名義上はトウショウ産業株式会社のグループに属し、生産馬を同社や経営者一族の馬主名義で走らせるオーナーブリーダー。所有馬には「トウショウ」の冠名を用い、牡馬は接頭部に、牝馬は接尾部に同名が付けられる。八大競走2勝を挙げ、種牡馬としても数々の活躍馬を輩出したトウショウボーイ(JRA顕彰馬)、その仔である桜花賞優勝馬シスタートウショウ、GI競走3勝のスイープトウショウなど数々の活躍馬を生産し、名門牧場のひとつに数えられた。
創業者はフジタ工業(創業当時の藤田組、現・フジタ)副社長で、馬主として競走馬も所有していた藤田正明(後に国会議員・参議院議長)。藤田は知人から勧められて買った競走馬・トウショウで1963年に重賞・アラブ王冠を制しており、競馬へ本格的にのめりこむことになったのはこの経験によるという[1]。ただし、トウショウ産業やトウショウ牧場はフジタ工業の関連会社とはしていなかった。
牧場づくりに着手したのもその年からであり、初代場長を務める沼田正弘に依頼して北海道静内町東別に土地を見出し、原野を切り開き牧場の形として整ったのが1965年秋のことであった[2]。後に牧場を継ぐ三男・衛成は「どこをもって開場とするかよく分からないが、1963年から1965年ぐらいの開場」としており[1]、日本中央競馬会の広報誌『優駿』ではプロフィールで「1968年創業」としている[3]。当初の牧場名は藤田の姓名より一字ずつとった「藤正牧場」であったが、牧場設立のきっかけとなったトウショウの名はそれに加えて「闘将」にも掛けられている[1]。

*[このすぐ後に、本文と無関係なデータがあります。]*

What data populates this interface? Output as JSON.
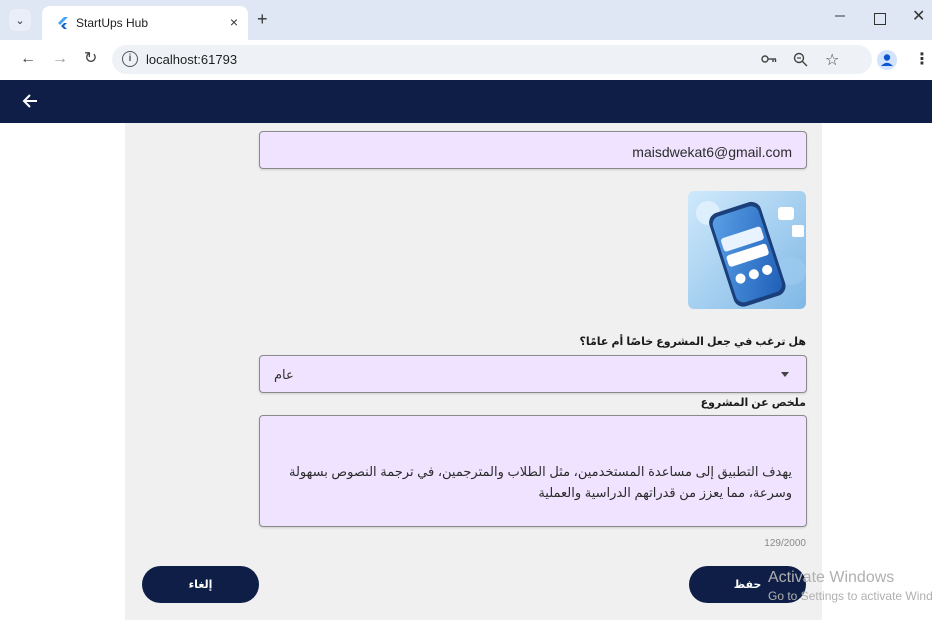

1965年12月、沼田は繁殖牝馬を求めてアメリカに渡り、1万5000ドルで1頭の牝馬を購買する。これが牧場躍進の原動力となったソシアルバターフライである[2]。輸入時に受胎していた牡馬(トウショウコルト)は期待されながらもデビュー前の事故で死亡してしまったが、第2仔トウショウピットは中山記念などを制し牧場に初の重賞タイトルをもたらした[2]。さらに優駿牝馬(オークス)2着の成績を残したソシアルトウショウを経て、第8仔・トウショウボーイが生まれる。中距離における卓越したスピードから「天馬」と渾名された同馬は、皐月賞、有馬記念など重賞6勝を含む10勝を挙げ、ライバルのテンポイント、グリーングラスと共に「TTG」と並び称され一時代を築いた[2]。ソシアルバターフライはトウショウボーイの競走生活晩年である1977年秋に死亡したが、その後もソシアルトウショウが4頭の重賞勝利馬を輩出し、ソシアルバターフライを起点とする血統は「戦後屈指の名牝系」(吉沢譲治[2])との評価を得た。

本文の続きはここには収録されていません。